Taking advantage of distrust among the various agency and military personnel on the sub, Walker escapes. Unfortunately, everyone either thinks he’s turned rogue or wants him dead before he can expose them. And trapped on a sub, he hasn’t got anywhere to run.
First and foremost this isn’t the teaming of its two stars that it’s billed as. Lundgren is kept in his cell until the last 30 minutes or so. And doesn’t get that much screen time after he’s released. It’s basically another extended cameo for the big guy and a big let down for fans.

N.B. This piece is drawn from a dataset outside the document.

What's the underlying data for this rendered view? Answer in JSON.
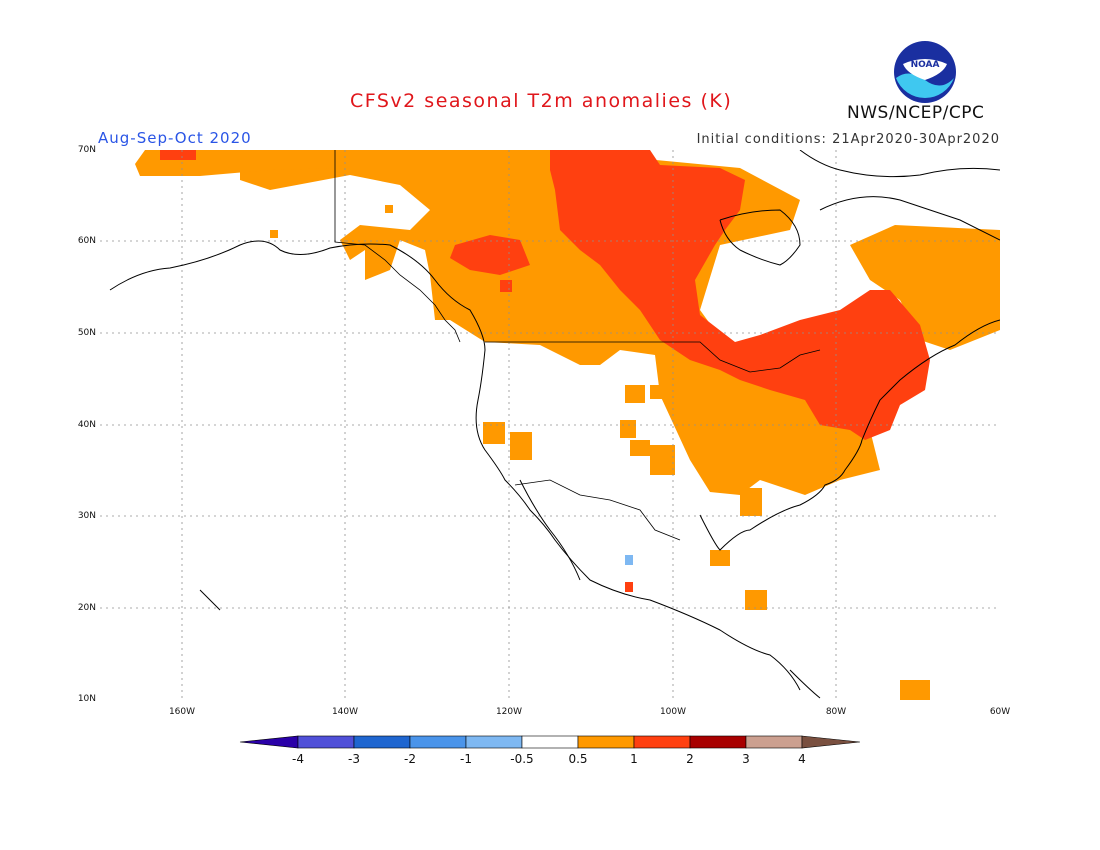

Taken simply as another DTV Van Damme film, BLACK WATER is certainly better than much of what he’s been doing lately, although that’s not saying a lot really. The Muscles From Brussels is beginning to really show his age at this point. He holds up better here than in other recent films, (and he’s not nearly as pathetic looking as Steven Seagal). He proved he can act in JCVD, maybe he should try more roles like that.
BLACK WATER moves along at a good pace, and the fairly standard is plot given a few nice twists to go with its setting. Writer Chad Law has seventeen films, mostly DTV action films, (including another Van Damme flick 6 BULLETS) and his experience at working around budget and schedule limitations shows. The same with director Pasha Patriki, this is his debut in that role but he has eighty-seven credits as a cinematographer. Again mostly shorts and DTV fare where he obviously learned well.
A solid, efficient action film that never deviates too far from the mold, BLACK WATER will entertain those who aren’t too disappointed by the deceptive billing.